Wer steht zur Wahl?

3.5.2019 | Von:
Ray Hebestreit

LKR - Bernd Lucke und die Liberal-Konservativen Reformer (LKR)

Liberal-Konservative Reformer (LKR)Gründungsjahr
2015*
Mitgliederzahl
2.000*
Vorsitz
Prof. Dr. Bernd Lucke*
Wahlergebnis 2014
nicht angetreten
*nach Angaben der Partei
Die Partei "LKR - Bernd Lucke und die Liberal-Konservativen Reformer" (LKR) wurde im Jahr 2015 gegründet. Ausgangspunkt der Parteigründung waren Differenzen innerhalb der Partei "Alternative für Deutschland" (AfD), in deren Folge der ehemalige Bundessprecher der AfD, Bernd Lucke, die AfD verließ und mit weiteren Personen, unter ihnen viele ehemalige AfD-Mitglieder, die Partei "Allianz für Fortschritt und Aufbruch" (ALFA) ins Leben rief. Aufgrund eines Namensstreits mit der "Aktion Lebensrecht für Alle" um die Abkürzung ALFA, den die Partei verlor, benannte sie sich im November 2016 in "Liberal-Konservative Reformer" (LKR) um. Nachdem er bereits von 2015 bis 2016 Vorsitzender der Partei war, steht Bernd Lucke ihr seit November 2018 erneut vor. Lucke ist zudem der einzig verbliebene Abgeordnete der Partei im Europäischen Parlament, wo sie der Fraktion der Europäischen Konservativen und Reformisten angehört.

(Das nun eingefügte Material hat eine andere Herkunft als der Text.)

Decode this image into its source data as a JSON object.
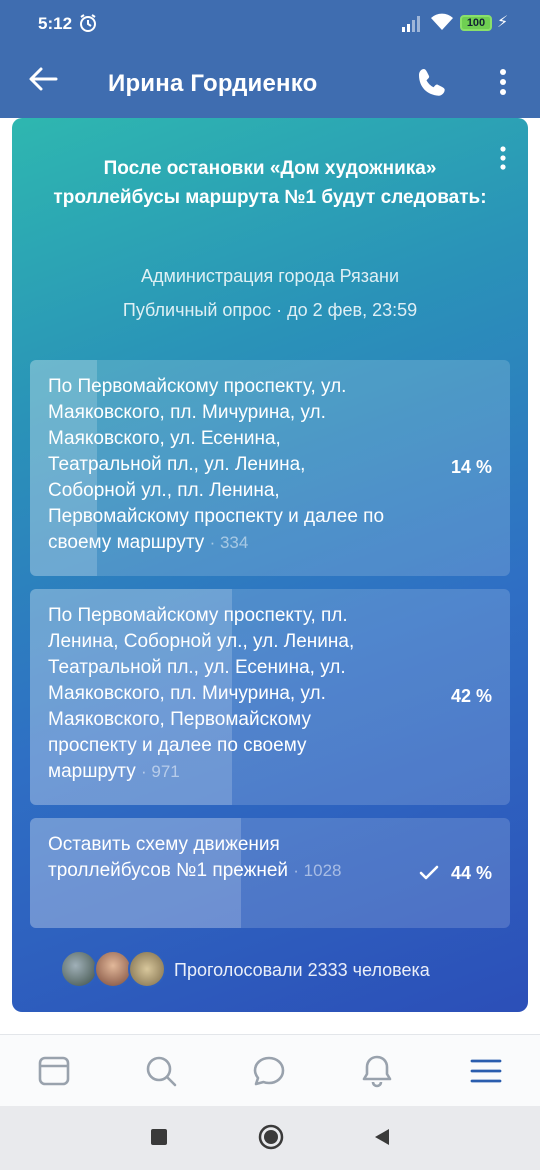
{
  "status_bar": {
    "time": "5:12",
    "battery": "100"
  },
  "header": {
    "title": "Ирина Гордиенко"
  },
  "poll": {
    "question": "После остановки «Дом художника» троллейбусы маршрута №1 будут следовать:",
    "author": "Администрация города Рязани",
    "meta": "Публичный опрос · до 2 фев, 23:59",
    "options": [
      {
        "text": "По Первомайскому проспекту, ул. Маяковского, пл. Мичурина, ул. Маяковского, ул. Есенина, Театральной пл., ул. Ленина, Соборной ул., пл. Ленина, Первомайскому проспекту и далее по своему маршруту",
        "count": "· 334",
        "percent_label": "14 %",
        "percent": 14
      },
      {
        "text": "По Первомайскому проспекту, пл. Ленина, Соборной ул., ул. Ленина, Театральной пл., ул. Есенина, ул. Маяковского, пл. Мичурина, ул. Маяковского, Первомайскому проспекту и далее по своему маршруту",
        "count": "· 971",
        "percent_label": "42 %",
        "percent": 42
      },
      {
        "text": "Оставить схему движения троллейбусов №1 прежней",
        "count": "· 1028",
        "percent_label": "44 %",
        "percent": 44,
        "voted": true
      }
    ],
    "voted_text": "Проголосовали 2333 человека"
  },
  "tabs": [
    "feed-icon",
    "search-icon",
    "messages-icon",
    "notifications-icon",
    "menu-icon"
  ],
  "colors": {
    "accent": "#2a5dae",
    "tab_inactive": "#99a2ad"
  }
}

Die Partei tritt mit einer gemeinsamen Liste für alle Bundesländer an.
Hier eine Übersicht über die zur Europawawahl zugelassenen Bundes- und Landeslisten.Die LKR tritt mit einer gemeinsamen Liste für alle Bundesländer an. (© TUBS/bpb)
Zur Europawahl 2019 tritt die Partei unter dem Namen "LKR - Bernd Lucke und die Liberal-Konservativen Reformer" mit Lucke als Spitzenkandidat und einem stark wirtschaftsliberal orientierten Programm an. Darin bekennt sich die Partei grundsätzlich zur EU, kritisiert aber verschiedene Fehlentwicklungen, wie etwa zu viel Bürokratie, Zentralismus, Dirigismus und Harmonisierung, die zu zunehmender Einschränkung der Souveränität der EU-Mitgliedstaaten führe. Sie will hingegen Bürgernähe, Subsidiarität und Eigenverantwortung der EU-Staaten stärken. Dazu sollen wichtige Rechte und Kompetenzen der EU-Mitgliedstaaten auf nationaler Ebene verbleiben oder dorthin rückübertragen werden, so etwa in der Wirtschafts-, Fiskal-, Steuer- oder Sozialpolitik. Für andere Bereiche, etwa Wettbewerbskontrolle, Internationaler Handel, Energie und Umwelt, wird die führende Rolle der EU hingegen hervorgehoben.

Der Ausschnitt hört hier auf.